Saison des pluies : Le Cameroun sous la menace des catastrophes naturelles
Un effondrement survenu en 2019 à Gouache dans la région de l’Ouest avec une quarantaine de morts enregistrés.

Saison des pluies : Le Cameroun sous la menace des catastrophes naturelles

L’Observatoire national sur les changements climatiques annonce dans son Bulletin de prévisions et alertes climatiques du 1er  au 10 juin 2024, que cette période sera marquée par un risque d’enregistrer des catastrophes naturelles saison des pluies et catastrophes naturelles au Cameroun.

Habitante le quartier Nkolbisson à Yaoundé, Aline Biloa est venue ce matin du 06 juin 2024 remettre la clé de son logement à sa bailleresse. Deux jours seulement ont suffi à cette jeune mère de déménager de son ancien domicile. Ce départ précipité part de l’alerte de l’Observatoire national sur les changements climatiques (Onacc) qui predit des cas d’inondations dans la région du Centre (Yaoundé -centre ; Nkolbisson) suite aux fortes pluies qui pourraient se concentrer sur des espaces de temps très courts par rapport à la normale, de la période allant du 1er au 10 juin 2024.

Dans la prediction des cas d’inondations suite aux pluies de forte intensité, L’Onacc, dans  son Bulletin de prévisions et alertes climatiques, cible certaines localités du pays.  Sont concernées, les localités de Karna Manga, Mbe, Wak, Djaoro Ndo, Libong, Boundjoukoura, Paro, etc… dans la région de l’Adamaoua. Au Nord-Ouest, sont ménacées d’inondations, les villes de Bamenda, Mbengwi, Batibo, Bamessing, Bambelang. L’Ouest y est aussi repertoriée par Bafoussam, Dschang, Foumban, Foumbot saison des pluies et catastrophes naturelles au Cameroun. Le Littoral à travers les arrondissements de Douala II, IV et V, Yabassi, Edéa, Nkongsamba, n’est pas en reste tout comme le Sud-Ouest avec Limbe et Muyuka.

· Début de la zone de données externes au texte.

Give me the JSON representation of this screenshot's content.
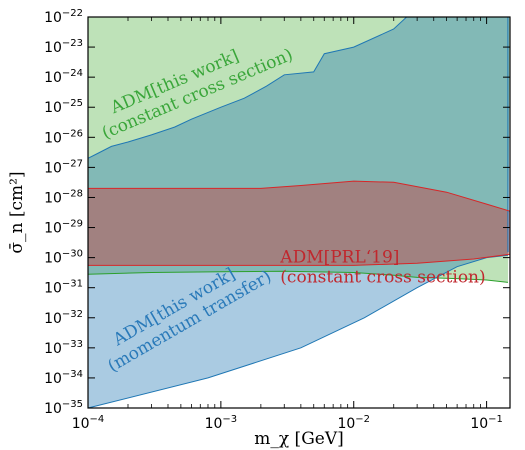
{
  "chart_data": {
    "type": "area",
    "xscale": "log",
    "yscale": "log",
    "xlim": [
      0.0001,
      0.15
    ],
    "ylim": [
      1e-35,
      1e-22
    ],
    "xlabel": "m_χ [GeV]",
    "ylabel": "σ̄_n [cm²]",
    "xticks": [
      {
        "value": 0.0001,
        "base": "10",
        "exp": "−4"
      },
      {
        "value": 0.001,
        "base": "10",
        "exp": "−3"
      },
      {
        "value": 0.01,
        "base": "10",
        "exp": "−2"
      },
      {
        "value": 0.1,
        "base": "10",
        "exp": "−1"
      }
    ],
    "yticks": [
      {
        "value": 1e-35,
        "base": "10",
        "exp": "−35"
      },
      {
        "value": 1e-34,
        "base": "10",
        "exp": "−34"
      },
      {
        "value": 1e-33,
        "base": "10",
        "exp": "−33"
      },
      {
        "value": 1e-32,
        "base": "10",
        "exp": "−32"
      },
      {
        "value": 1e-31,
        "base": "10",
        "exp": "−31"
      },
      {
        "value": 1e-30,
        "base": "10",
        "exp": "−30"
      },
      {
        "value": 1e-29,
        "base": "10",
        "exp": "−29"
      },
      {
        "value": 1e-28,
        "base": "10",
        "exp": "−28"
      },
      {
        "value": 1e-27,
        "base": "10",
        "exp": "−27"
      },
      {
        "value": 1e-26,
        "base": "10",
        "exp": "−26"
      },
      {
        "value": 1e-25,
        "base": "10",
        "exp": "−25"
      },
      {
        "value": 1e-24,
        "base": "10",
        "exp": "−24"
      },
      {
        "value": 1e-23,
        "base": "10",
        "exp": "−23"
      },
      {
        "value": 1e-22,
        "base": "10",
        "exp": "−22"
      }
    ],
    "series": [
      {
        "key": "green",
        "color": "#2ca02c",
        "fill": "#a8d8a0",
        "fill_opacity": 0.75,
        "upper": [
          [
            0.0001,
            1e-22
          ],
          [
            0.15,
            1e-22
          ]
        ],
        "lower": [
          [
            0.0001,
            2.8e-31
          ],
          [
            0.0003,
            3.2e-31
          ],
          [
            0.001,
            3.4e-31
          ],
          [
            0.003,
            3.5e-31
          ],
          [
            0.01,
            3.2e-31
          ],
          [
            0.02,
            2.6e-31
          ],
          [
            0.03,
            2.2e-31
          ],
          [
            0.06,
            2e-31
          ],
          [
            0.1,
            1.8e-31
          ],
          [
            0.145,
            1.5e-31
          ]
        ]
      },
      {
        "key": "blue",
        "color": "#1f77b4",
        "fill": "#1f77b4",
        "fill_opacity": 0.38,
        "upper": [
          [
            0.0001,
            2e-27
          ],
          [
            0.00012,
            3e-27
          ],
          [
            0.00015,
            5e-27
          ],
          [
            0.0002,
            7e-27
          ],
          [
            0.0003,
            1.2e-26
          ],
          [
            0.00045,
            2.2e-26
          ],
          [
            0.0006,
            4e-26
          ],
          [
            0.001,
            1e-25
          ],
          [
            0.0015,
            2e-25
          ],
          [
            0.0022,
            5e-25
          ],
          [
            0.003,
            1.2e-24
          ],
          [
            0.005,
            1.5e-24
          ],
          [
            0.006,
            6e-24
          ],
          [
            0.01,
            1e-23
          ],
          [
            0.02,
            4e-23
          ],
          [
            0.025,
            1e-22
          ],
          [
            0.145,
            1e-22
          ]
        ],
        "lower": [
          [
            0.0001,
            1e-35
          ],
          [
            0.0008,
            1e-34
          ],
          [
            0.004,
            1e-33
          ],
          [
            0.012,
            1e-32
          ],
          [
            0.03,
            1e-31
          ],
          [
            0.06,
            5e-31
          ],
          [
            0.1,
            1e-30
          ],
          [
            0.145,
            1.2e-30
          ]
        ],
        "right_edge": [
          [
            0.145,
            1e-22
          ],
          [
            0.145,
            1.5e-30
          ]
        ]
      },
      {
        "key": "red",
        "color": "#d62728",
        "fill": "#d62728",
        "fill_opacity": 0.38,
        "upper": [
          [
            0.0001,
            2e-28
          ],
          [
            0.002,
            2e-28
          ],
          [
            0.004,
            2.5e-28
          ],
          [
            0.01,
            3.5e-28
          ],
          [
            0.02,
            3.2e-28
          ],
          [
            0.05,
            1.5e-28
          ],
          [
            0.1,
            6e-29
          ],
          [
            0.15,
            3.5e-29
          ]
        ],
        "lower": [
          [
            0.0001,
            5.5e-31
          ],
          [
            0.01,
            5.5e-31
          ],
          [
            0.03,
            6.5e-31
          ],
          [
            0.08,
            9e-31
          ],
          [
            0.15,
            1.3e-30
          ]
        ]
      }
    ],
    "annotations": [
      {
        "key": "green",
        "lines": [
          "ADM[this work]",
          "(constant cross section)"
        ],
        "color": "#3aa63a",
        "at": [
          0.00011,
          3.2e-26
        ],
        "angle": -23
      },
      {
        "key": "red",
        "lines": [
          "ADM[PRL‘19]",
          "(constant cross section)"
        ],
        "color": "#c0272d",
        "at": [
          0.0028,
          7e-31
        ],
        "angle": 0
      },
      {
        "key": "blue",
        "lines": [
          "ADM[this work]",
          "(momentum transfer)"
        ],
        "color": "#2a7ab9",
        "at": [
          0.00012,
          5e-34
        ],
        "angle": -30
      }
    ]
  }
}
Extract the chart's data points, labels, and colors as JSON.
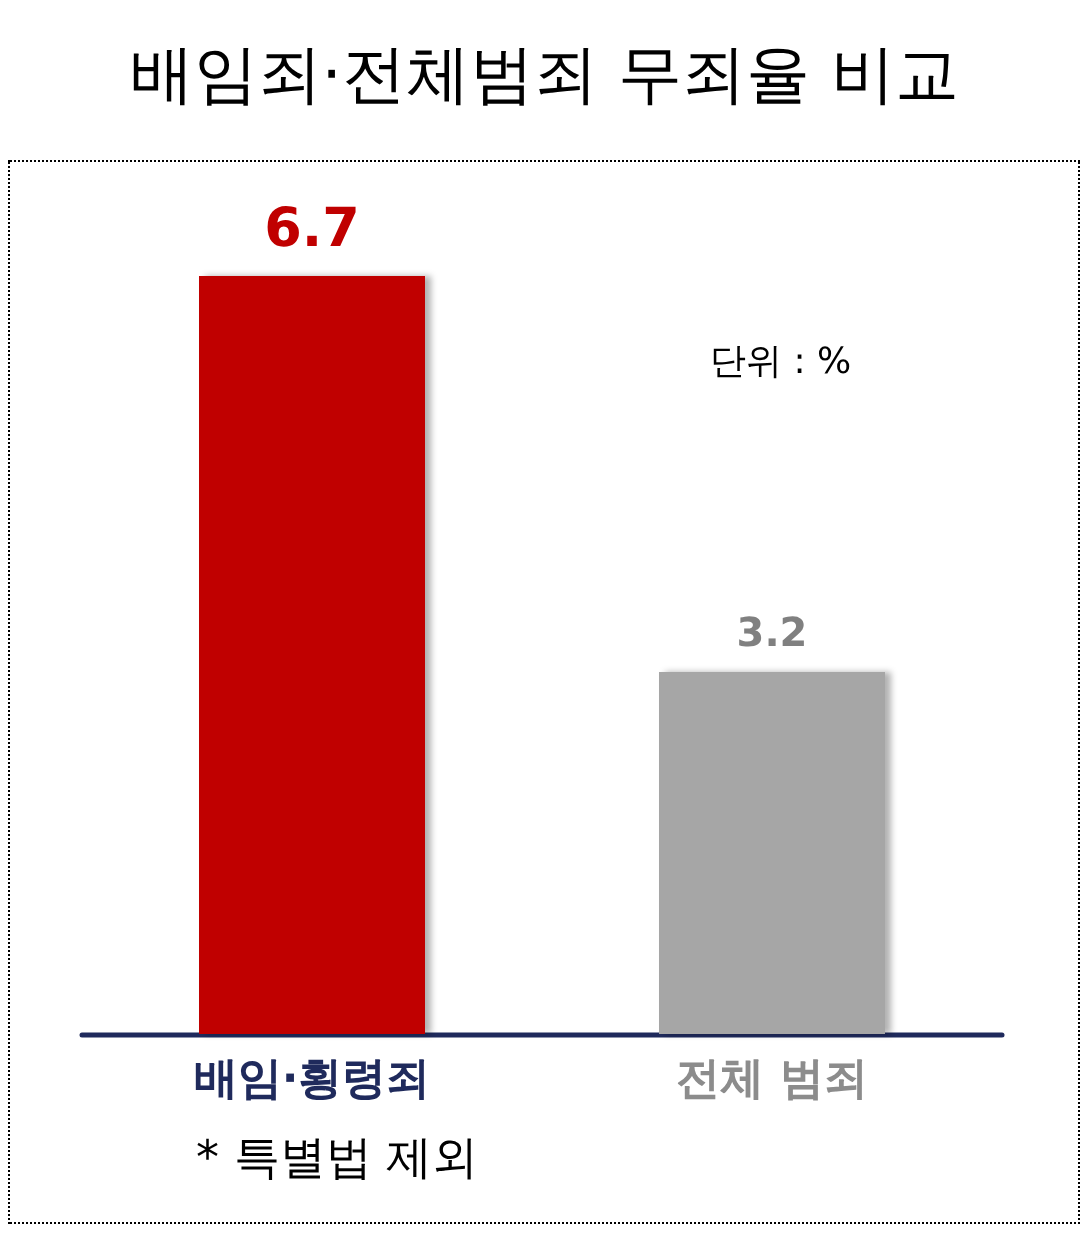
{
  "chart_data": {
    "type": "bar",
    "title": "배임죄·전체범죄 무죄율 비교",
    "categories": [
      "배임·횡령죄",
      "전체 범죄"
    ],
    "values": [
      6.7,
      3.2
    ],
    "colors": [
      "#c00000",
      "#a6a6a6"
    ],
    "data_labels": true,
    "grid": false,
    "annotations": [
      "단위 : %",
      "* 특별법 제외"
    ]
  }
}
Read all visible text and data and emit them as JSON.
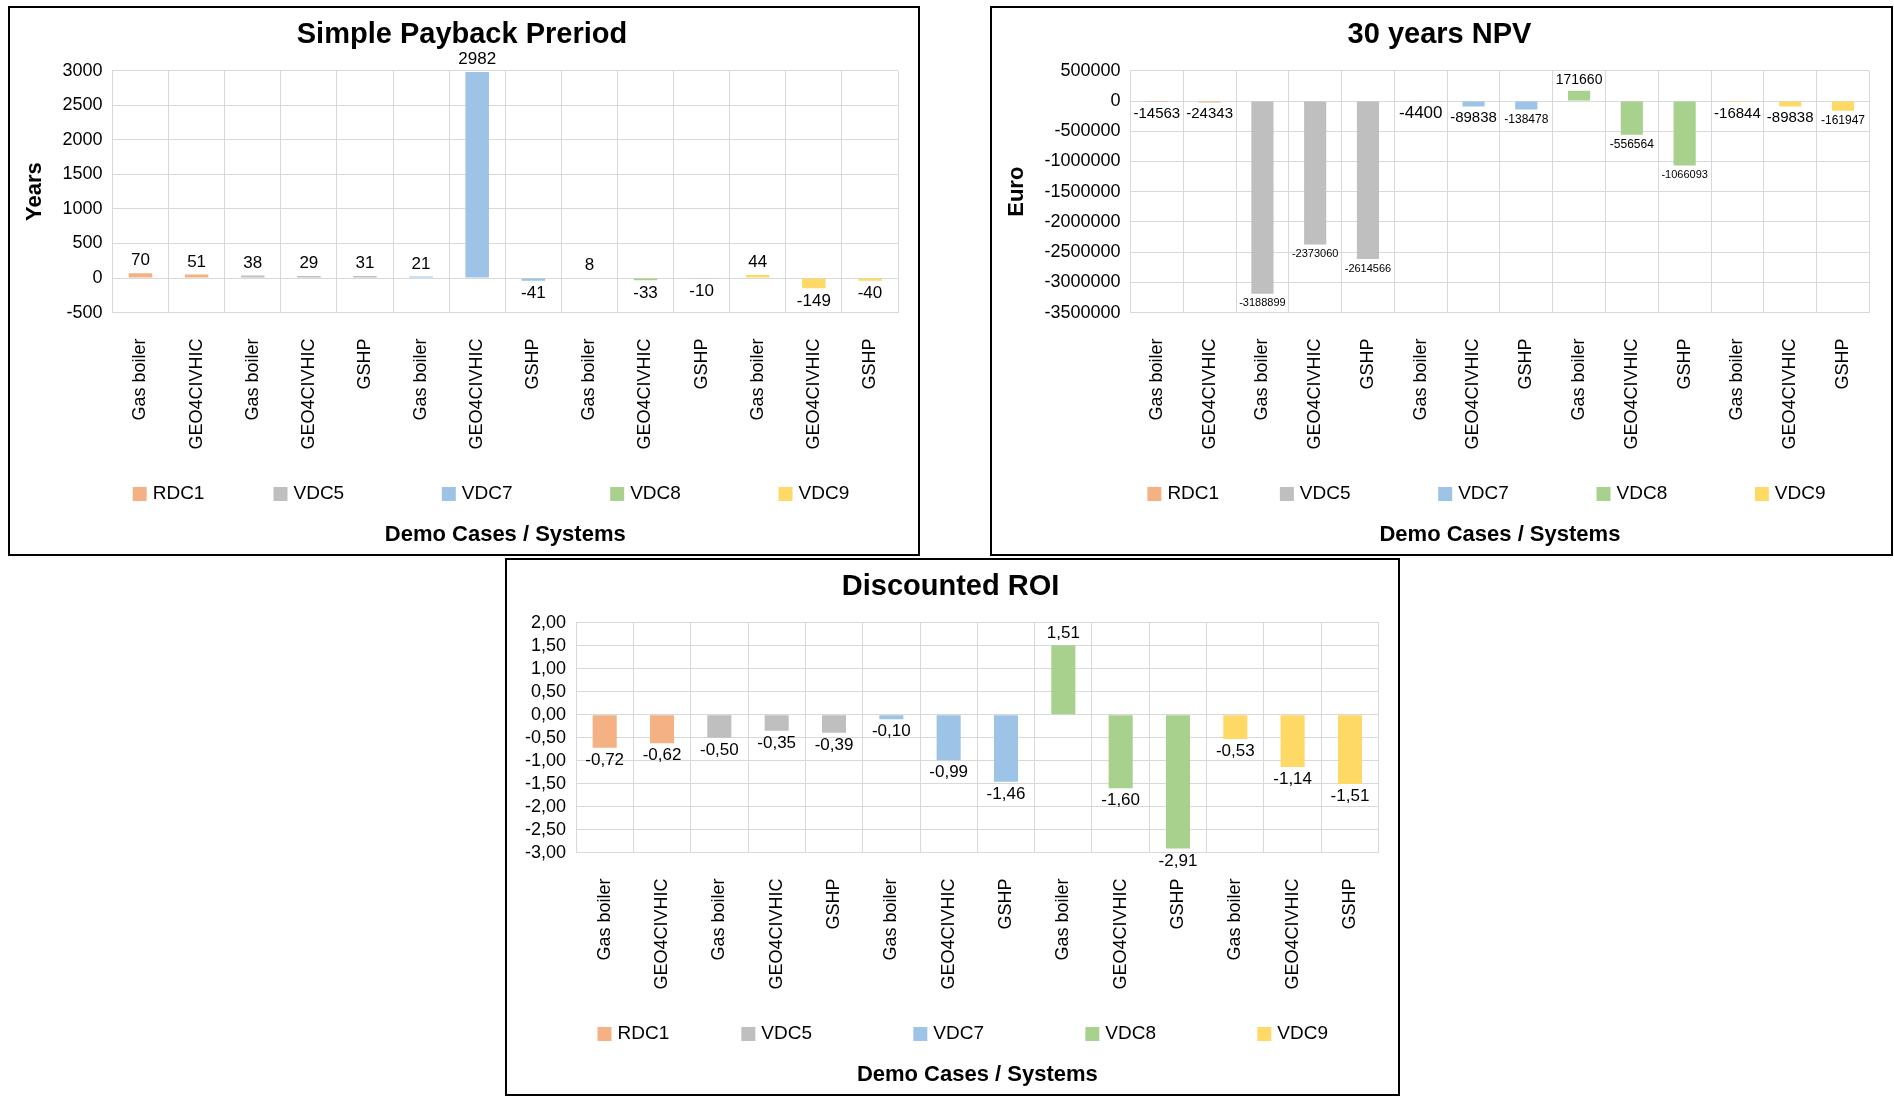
{
  "chart_data": [
    {
      "type": "bar",
      "title": "Simple Payback Preriod",
      "xlabel": "Demo Cases / Systems",
      "ylabel": "Years",
      "categories": [
        "Gas boiler",
        "GEO4CIVHIC",
        "Gas boiler",
        "GEO4CIVHIC",
        "GSHP",
        "Gas boiler",
        "GEO4CIVHIC",
        "GSHP",
        "Gas boiler",
        "GEO4CIVHIC",
        "GSHP",
        "Gas boiler",
        "GEO4CIVHIC",
        "GSHP"
      ],
      "series": [
        {
          "name": "RDC1",
          "color": "#f4b183",
          "values": [
            70,
            51,
            null,
            null,
            null,
            null,
            null,
            null,
            null,
            null,
            null,
            null,
            null,
            null
          ]
        },
        {
          "name": "VDC5",
          "color": "#bfbfbf",
          "values": [
            null,
            null,
            38,
            29,
            31,
            null,
            null,
            null,
            null,
            null,
            null,
            null,
            null,
            null
          ]
        },
        {
          "name": "VDC7",
          "color": "#9dc3e6",
          "values": [
            null,
            null,
            null,
            null,
            null,
            21,
            2982,
            -41,
            null,
            null,
            null,
            null,
            null,
            null
          ]
        },
        {
          "name": "VDC8",
          "color": "#a9d18e",
          "values": [
            null,
            null,
            null,
            null,
            null,
            null,
            null,
            null,
            8,
            -33,
            -10,
            null,
            null,
            null
          ]
        },
        {
          "name": "VDC9",
          "color": "#ffd966",
          "values": [
            null,
            null,
            null,
            null,
            null,
            null,
            null,
            null,
            null,
            null,
            null,
            44,
            -149,
            -40
          ]
        }
      ],
      "ylim": [
        -500,
        3000
      ],
      "yticks": [
        -500,
        0,
        500,
        1000,
        1500,
        2000,
        2500,
        3000
      ],
      "grid": true,
      "legend": "bottom",
      "data_labels": true
    },
    {
      "type": "bar",
      "title": "30 years NPV",
      "xlabel": "Demo Cases / Systems",
      "ylabel": "Euro",
      "categories": [
        "Gas boiler",
        "GEO4CIVHIC",
        "Gas boiler",
        "GEO4CIVHIC",
        "GSHP",
        "Gas boiler",
        "GEO4CIVHIC",
        "GSHP",
        "Gas boiler",
        "GEO4CIVHIC",
        "GSHP",
        "Gas boiler",
        "GEO4CIVHIC",
        "GSHP"
      ],
      "series": [
        {
          "name": "RDC1",
          "color": "#f4b183",
          "values": [
            -14563,
            -24343,
            null,
            null,
            null,
            null,
            null,
            null,
            null,
            null,
            null,
            null,
            null,
            null
          ]
        },
        {
          "name": "VDC5",
          "color": "#bfbfbf",
          "values": [
            null,
            null,
            -3188899,
            -2373060,
            -2614566,
            null,
            null,
            null,
            null,
            null,
            null,
            null,
            null,
            null
          ]
        },
        {
          "name": "VDC7",
          "color": "#9dc3e6",
          "values": [
            null,
            null,
            null,
            null,
            null,
            -4400,
            -89838,
            -138478,
            null,
            null,
            null,
            null,
            null,
            null
          ]
        },
        {
          "name": "VDC8",
          "color": "#a9d18e",
          "values": [
            null,
            null,
            null,
            null,
            null,
            null,
            null,
            null,
            171660,
            -556564,
            -1066093,
            null,
            null,
            null
          ]
        },
        {
          "name": "VDC9",
          "color": "#ffd966",
          "values": [
            null,
            null,
            null,
            null,
            null,
            null,
            null,
            null,
            null,
            null,
            null,
            -16844,
            -89838,
            -161947
          ]
        }
      ],
      "ylim": [
        -3500000,
        500000
      ],
      "yticks": [
        -3500000,
        -3000000,
        -2500000,
        -2000000,
        -1500000,
        -1000000,
        -500000,
        0,
        500000
      ],
      "grid": true,
      "legend": "bottom",
      "data_labels": true
    },
    {
      "type": "bar",
      "title": "Discounted ROI",
      "xlabel": "Demo Cases / Systems",
      "categories": [
        "Gas boiler",
        "GEO4CIVHIC",
        "Gas boiler",
        "GEO4CIVHIC",
        "GSHP",
        "Gas boiler",
        "GEO4CIVHIC",
        "GSHP",
        "Gas boiler",
        "GEO4CIVHIC",
        "GSHP",
        "Gas boiler",
        "GEO4CIVHIC",
        "GSHP"
      ],
      "series": [
        {
          "name": "RDC1",
          "color": "#f4b183",
          "values": [
            -0.72,
            -0.62,
            null,
            null,
            null,
            null,
            null,
            null,
            null,
            null,
            null,
            null,
            null,
            null
          ],
          "value_labels": [
            "-0,72",
            "-0,62",
            null,
            null,
            null,
            null,
            null,
            null,
            null,
            null,
            null,
            null,
            null,
            null
          ]
        },
        {
          "name": "VDC5",
          "color": "#bfbfbf",
          "values": [
            null,
            null,
            -0.5,
            -0.35,
            -0.39,
            null,
            null,
            null,
            null,
            null,
            null,
            null,
            null,
            null
          ],
          "value_labels": [
            null,
            null,
            "-0,50",
            "-0,35",
            "-0,39",
            null,
            null,
            null,
            null,
            null,
            null,
            null,
            null,
            null
          ]
        },
        {
          "name": "VDC7",
          "color": "#9dc3e6",
          "values": [
            null,
            null,
            null,
            null,
            null,
            -0.1,
            -0.99,
            -1.46,
            null,
            null,
            null,
            null,
            null,
            null
          ],
          "value_labels": [
            null,
            null,
            null,
            null,
            null,
            "-0,10",
            "-0,99",
            "-1,46",
            null,
            null,
            null,
            null,
            null,
            null
          ]
        },
        {
          "name": "VDC8",
          "color": "#a9d18e",
          "values": [
            null,
            null,
            null,
            null,
            null,
            null,
            null,
            null,
            1.51,
            -1.6,
            -2.91,
            null,
            null,
            null
          ],
          "value_labels": [
            null,
            null,
            null,
            null,
            null,
            null,
            null,
            null,
            "1,51",
            "-1,60",
            "-2,91",
            null,
            null,
            null
          ]
        },
        {
          "name": "VDC9",
          "color": "#ffd966",
          "values": [
            null,
            null,
            null,
            null,
            null,
            null,
            null,
            null,
            null,
            null,
            null,
            -0.53,
            -1.14,
            -1.51
          ],
          "value_labels": [
            null,
            null,
            null,
            null,
            null,
            null,
            null,
            null,
            null,
            null,
            null,
            "-0,53",
            "-1,14",
            "-1,51"
          ]
        }
      ],
      "ylim": [
        -3,
        2
      ],
      "yticks": [
        {
          "value": -3,
          "label": "-3,00"
        },
        {
          "value": -2.5,
          "label": "-2,50"
        },
        {
          "value": -2,
          "label": "-2,00"
        },
        {
          "value": -1.5,
          "label": "-1,50"
        },
        {
          "value": -1,
          "label": "-1,00"
        },
        {
          "value": -0.5,
          "label": "-0,50"
        },
        {
          "value": 0,
          "label": "0,00"
        },
        {
          "value": 0.5,
          "label": "0,50"
        },
        {
          "value": 1,
          "label": "1,00"
        },
        {
          "value": 1.5,
          "label": "1,50"
        },
        {
          "value": 2,
          "label": "2,00"
        }
      ],
      "grid": true,
      "legend": "bottom"
    }
  ]
}
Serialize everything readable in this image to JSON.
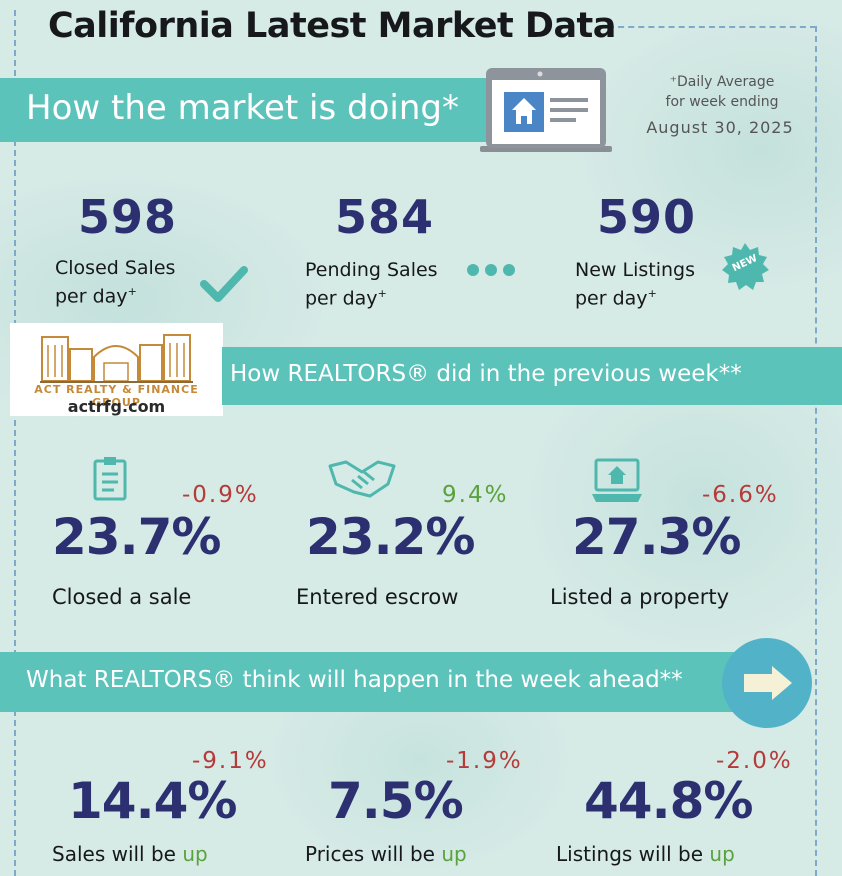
{
  "title": "California Latest Market Data",
  "section1": {
    "banner": "How the market is doing*",
    "note_line1": "⁺Daily Average",
    "note_line2": "for week ending",
    "date": "August 30, 2025",
    "stats": [
      {
        "value": "598",
        "line1": "Closed Sales",
        "line2": "per day",
        "icon": "check-icon"
      },
      {
        "value": "584",
        "line1": "Pending Sales",
        "line2": "per day",
        "icon": "dots-icon"
      },
      {
        "value": "590",
        "line1": "New Listings",
        "line2": "per day",
        "icon": "new-badge-icon",
        "badge": "NEW"
      }
    ]
  },
  "logo": {
    "name": "ACT REALTY & FINANCE GROUP",
    "url": "actrfg.com"
  },
  "section2": {
    "banner": "How REALTORS® did in the previous week**",
    "items": [
      {
        "value": "23.7%",
        "change": "-0.9%",
        "label": "Closed a sale",
        "icon": "clipboard-icon"
      },
      {
        "value": "23.2%",
        "change": "9.4%",
        "label": "Entered escrow",
        "icon": "handshake-icon"
      },
      {
        "value": "27.3%",
        "change": "-6.6%",
        "label": "Listed a property",
        "icon": "laptop-house-icon"
      }
    ]
  },
  "section3": {
    "banner": "What REALTORS® think will happen in the week ahead**",
    "items": [
      {
        "value": "14.4%",
        "change": "-9.1%",
        "label_prefix": "Sales will be ",
        "label_word": "up"
      },
      {
        "value": "7.5%",
        "change": "-1.9%",
        "label_prefix": "Prices will be ",
        "label_word": "up"
      },
      {
        "value": "44.8%",
        "change": "-2.0%",
        "label_prefix": "Listings will be ",
        "label_word": "up"
      }
    ]
  },
  "colors": {
    "banner": "#5cc3bb",
    "number": "#2c3070",
    "negative": "#b53a3a",
    "positive": "#5aa23c"
  }
}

Cette période sera également marquée par un risque de dégradation et de destruction des plantations et des arbres fruitiers par de fortes pluies, accompagnées de vents violents. Sont aussi à craindre, des cas de blessures/décès par foudroiement dans certaines localités. L’onacc prédit en plus une destruction des infrastructures de transport et de régulation de l’énergie électrique (poteaux, câbles, transformateurs, etc.) La destruction des maisons d’habitation et des édifices publics, des cas de brouillards matinaux, avec pour corollaire une augmentation des accidents de la voie publique sont aussi à craindre.  Un retour progressif des cas de maladies diarrhéiques d’origine hydrique dans de nombreuses localités est à redouter.

Pour se mettre à l’abri de toutes ses menaces, Israël Owona Bilounga spécialiste en gestion des catastrophes demande à l’Etat de prendre des mesures qui s’imposent.  « Le Cameroun a déjà connu de nombreux drames dus au climat, il faut que le gouvernement s’arrange à les éviter. Il faut déjà veiller à ce que les populations ne s’installent plus sur les zones à risques, évacuer toutes celles qui y sont et multiplier les communications sur les prévisions météorologiques », recommande Israël Owona Bilounga saison des pluies et catastrophes naturelles au Cameroun. Cet expert ajoute que dans sa stratégie contre la prévention des catastrophes naturelles, l’Etat doit invertir dans les infrastructures résilientes. De ce fait, il doit élaborer des plans de gestions des risques tout en assurant une surveillance rigoureuse des zones à risques.

En attendant, l’Onacc recommande dans le secteur de l’eau et de l’énergie de procéder au prélèvement, à l’analyse et au traitement régulier des eaux de consommation au niveau des points de captage, points d’adduction d’eau avant la distribution aux ménages saison des pluies et catastrophes naturelles au Cameroun. De procéder à l’utilisation régulière des techniques élémentaires (décantation, ébullition, filtrage, etc.) de potabilisation des eaux de consommation au niveau des ménages. Dans le secteur urbain, il conseille de réduire, voire d’éviter les traversées des canalisations engorgées pendant les fortes pluies au risque de se faire emporter ou de se noyer,  d’éviter de s’abriter sous des arbres et de marcher près des câbles et les poteaux électriques pendant les orages au risque de se faire foudroyer ou électrocuter.